Sumitomo Mitsui Trust property arm to double assets

Bloomberg

Sumitomo Mitsui Trust Holdings Inc.’s property unit plans to double assets under its management to ¥500 billion within two years on a projected recovery in the domestic real estate market.

Sumitomo Mitsui Trust Real Estate Investment Management Co., the real estate arm of Japan’s fourth-biggest bank, plans to significantly increase its assets from around ¥225.8 billion as of March 31, said Mitsuo Kimura, president and CEO of the Tokyo-based unit.

The company is also considering setting up a private real estate investment trust depending on investor demand and will reach a decision by next March, Kimura said.

The property company and an investment unit of AXA SA, Europe’s second-largest insurer, said last month they each started a fund with ¥5 billion to purchase office space in central Tokyo. The two funds, which may jointly invest in buildings, plan to raise as much as ¥50 billion to enable them to acquire ¥100 billion in assets, according to Kimura.

“I expect the market to recover next year,” Kimura said in an interview. “Japan’s stability has become attractive for European and U.S. investors who are seeking a place to invest.”

Sumitomo Mitsui’s property fund will look to acquire office buildings in central Tokyo in the ¥3 billion to ¥10 billion price range, according to the company.

The fund is targeting an internal rate of return of more than 10 percent, it said.

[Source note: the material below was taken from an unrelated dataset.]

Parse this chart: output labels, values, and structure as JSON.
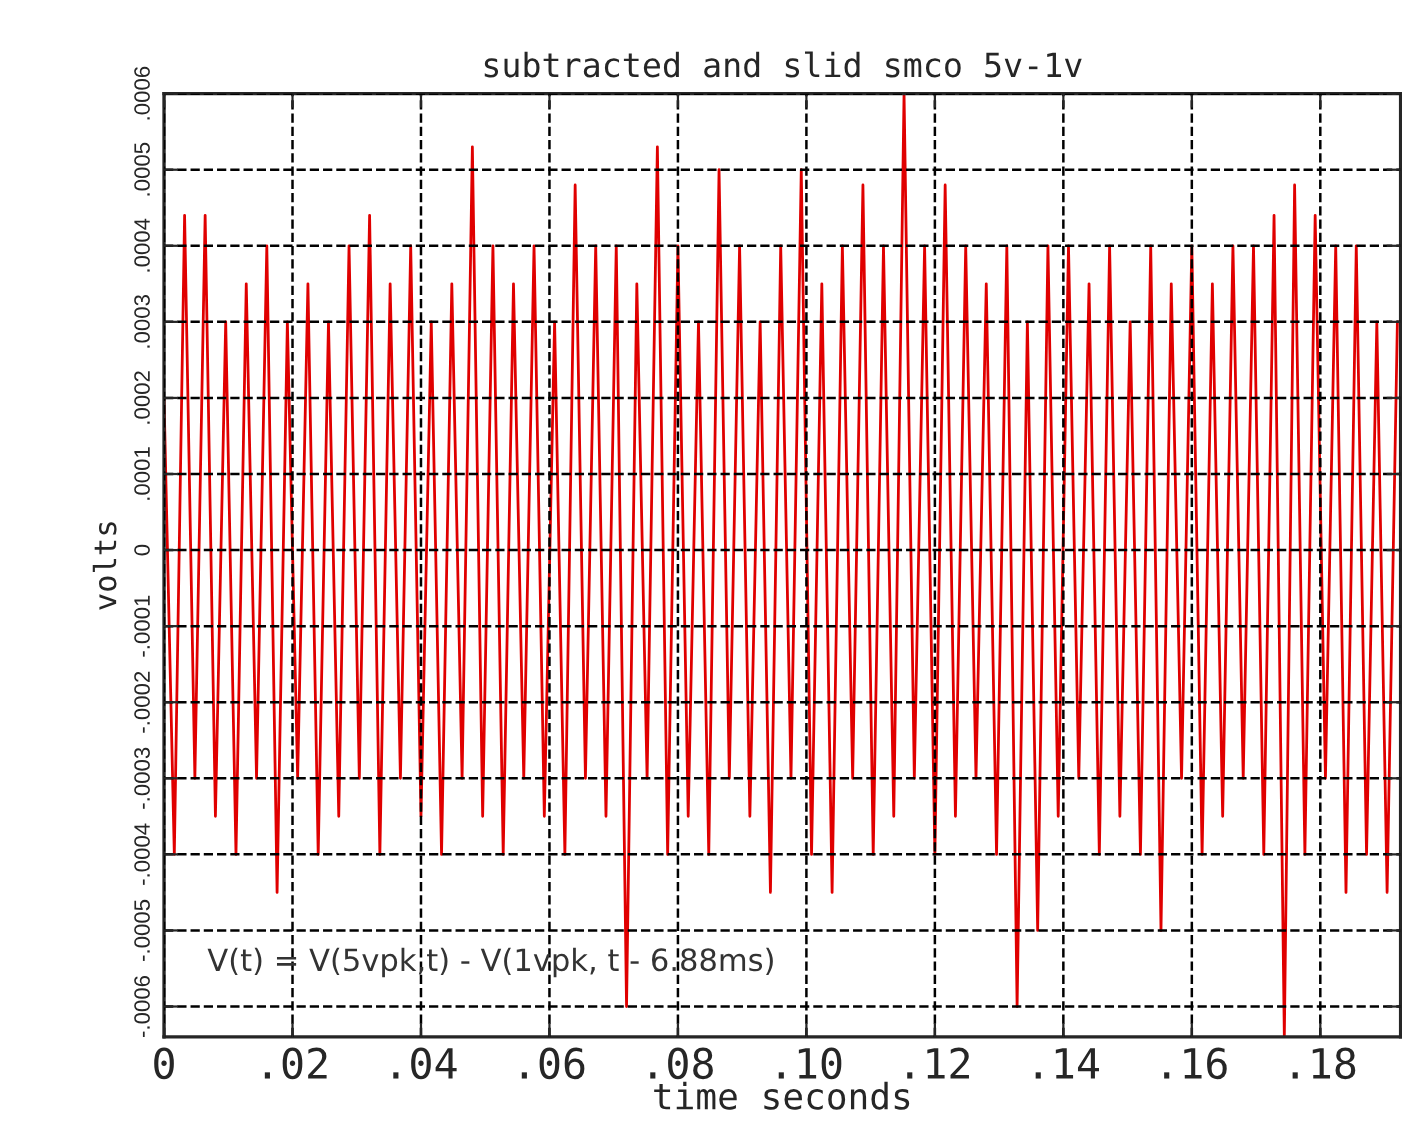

Office buildings in Tokyo provided a total return of 3.4 percent in 2011, including rental income and capital value, after a 0.5 percent gain a year earlier, according to RREEF, a property investment arm of Deutsche Bank AG. Prior to that, the market had fallen for three straight years, the data showed.

By comparison, the total return for properties in the U.K. fell by half last year after climbing as much as 15 percent in 2010, while the return from U.S. real estate climbed for a second consecutive year after posting two annual losses, based on data compiled by RREEF.

Tokyo’s office vacancy rate in July fell from a record high to 9.3 percent, according to office brokerage Miki Shoji Co.